I wouldn’t be surprised to see Spirit jump in and do CLE-FLL, CLE-LVS and CLE-DFW, if not year round, than at least seasonal.
These moves confirm my view that United’s move is ultimately better for Cleveland in the long run. It’s not much in terms of new service, but it’s a lot in just two weeks time (since UA’s announcement). Moreover, the real wildcard here is WN… and, as we know, they only release schedules in organized blocks. I’m not sure WN has many planes available to add to CLE in the short-term, though I think we can expect to see some growth (in frequencies if not destinations) in the medium-term.
In terms of SEA… CLE-SEA has been an on-again-off-again route for CO for some time (mostly on a seasonal basis). I don’t know when CO/UA last flew it, but it was included in coverage of the de-hub announcement as a route that would no longer be flown.
Like PIT, CLE will be a developing story for a while… not only as carriers respond to UA’s latest move, but I suspect UA isn’t done trimming CLE just yet, either, which will continue to change the market dynamics.
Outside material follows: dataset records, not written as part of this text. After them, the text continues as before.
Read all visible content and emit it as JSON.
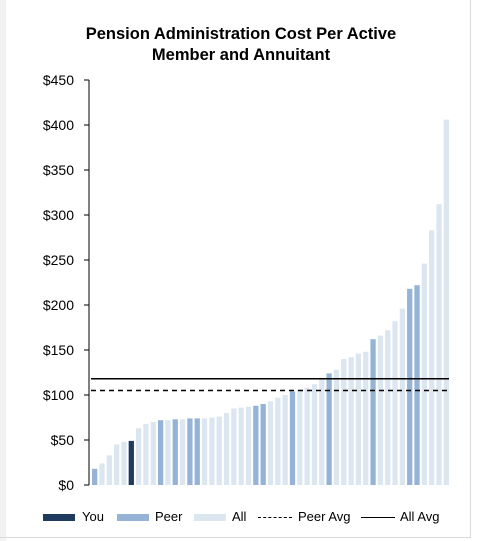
{
  "chart_data": {
    "type": "bar",
    "title": [
      "Pension Administration Cost Per Active",
      "Member and Annuitant"
    ],
    "ylim": [
      0,
      450
    ],
    "yticks": [
      0,
      50,
      100,
      150,
      200,
      250,
      300,
      350,
      400,
      450
    ],
    "ytick_labels": [
      "$0",
      "$50",
      "$100",
      "$150",
      "$200",
      "$250",
      "$300",
      "$350",
      "$400",
      "$450"
    ],
    "grid": false,
    "legend_position": "bottom",
    "colors": {
      "you": "#1f3b5e",
      "peer": "#95b3d7",
      "all": "#dce6f1",
      "line": "#000000"
    },
    "series_labels": {
      "you": "You",
      "peer": "Peer",
      "all": "All",
      "peer_avg": "Peer Avg",
      "all_avg": "All Avg"
    },
    "peer_avg": 105,
    "all_avg": 118,
    "bars": [
      {
        "value": 18,
        "group": "peer"
      },
      {
        "value": 24,
        "group": "all"
      },
      {
        "value": 33,
        "group": "all"
      },
      {
        "value": 45,
        "group": "all"
      },
      {
        "value": 48,
        "group": "all"
      },
      {
        "value": 49,
        "group": "you"
      },
      {
        "value": 63,
        "group": "all"
      },
      {
        "value": 68,
        "group": "all"
      },
      {
        "value": 70,
        "group": "all"
      },
      {
        "value": 72,
        "group": "peer"
      },
      {
        "value": 72,
        "group": "all"
      },
      {
        "value": 73,
        "group": "peer"
      },
      {
        "value": 73,
        "group": "all"
      },
      {
        "value": 74,
        "group": "peer"
      },
      {
        "value": 74,
        "group": "peer"
      },
      {
        "value": 74,
        "group": "all"
      },
      {
        "value": 75,
        "group": "all"
      },
      {
        "value": 76,
        "group": "all"
      },
      {
        "value": 80,
        "group": "all"
      },
      {
        "value": 85,
        "group": "all"
      },
      {
        "value": 86,
        "group": "all"
      },
      {
        "value": 87,
        "group": "all"
      },
      {
        "value": 88,
        "group": "peer"
      },
      {
        "value": 90,
        "group": "peer"
      },
      {
        "value": 93,
        "group": "all"
      },
      {
        "value": 97,
        "group": "all"
      },
      {
        "value": 100,
        "group": "all"
      },
      {
        "value": 104,
        "group": "peer"
      },
      {
        "value": 106,
        "group": "all"
      },
      {
        "value": 108,
        "group": "all"
      },
      {
        "value": 112,
        "group": "all"
      },
      {
        "value": 118,
        "group": "all"
      },
      {
        "value": 124,
        "group": "peer"
      },
      {
        "value": 128,
        "group": "all"
      },
      {
        "value": 140,
        "group": "all"
      },
      {
        "value": 142,
        "group": "all"
      },
      {
        "value": 146,
        "group": "all"
      },
      {
        "value": 148,
        "group": "all"
      },
      {
        "value": 162,
        "group": "peer"
      },
      {
        "value": 166,
        "group": "all"
      },
      {
        "value": 172,
        "group": "all"
      },
      {
        "value": 182,
        "group": "all"
      },
      {
        "value": 196,
        "group": "all"
      },
      {
        "value": 218,
        "group": "peer"
      },
      {
        "value": 222,
        "group": "peer"
      },
      {
        "value": 246,
        "group": "all"
      },
      {
        "value": 283,
        "group": "all"
      },
      {
        "value": 312,
        "group": "all"
      },
      {
        "value": 406,
        "group": "all"
      }
    ]
  }
}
UA operated SEA-CLE nonstop seasonally. Daily in the summer cruise season, I believe. There were nonstop flights in that market as recently as this past Christmas season – I know, because I booked my daughters on them. They may have just been on peak days. The new UA operates a highly variable schedule, certainly compared to pmUA.
It will be interesting to see how reliable Frontier are to sustain their CLE schedules. I used to fly their Denver – Akron flights, which started at one daily service; grew to three; declined to two; and then they left CAK and showed up at CLE instead. Load factors for CAK seemed ok, so why change to CLE? If it was supposedly to chase yield, that has failed because their CLE prices are the same as what were their CAK prices. Fickle management?
Probably the fact that Apple Vacations flying is from CLE rather than CAK. So most of the air time to and from CLE is charter flying for F9.
There were two good reasons for Frontier leaving CAK – (i) Southwest had started DEN-CAK and , (ii) Frontier had to have an aircraft at CLE for the flights to CUN and PUJ and being at CLE saved an expensive repo. The CUN/PUJ flights are not just Apple charter – they are scheduled Frontier as well, bookable on the Frontier website.
Yes, Frontier presently flies DEN-CLE 5 times a week, but what Cranky missed is that the number more than doubles this sumer, to 13 x weekly.
And now, of course, we see Frontier adding another 6 routes at CLE and the already announced CLE-MCO going from 4 x weekly to 6 x weekly.
Ua is a joke since being taken over by Co. Never fly out of a smaller airport in the afternoon, especially to ewr, u have a 50% chance of your flt being delayed. Then the people your going to deal with are not even employees of UA. This airline Doesn’t care for the passenger, but the bottom line which they are still failing at.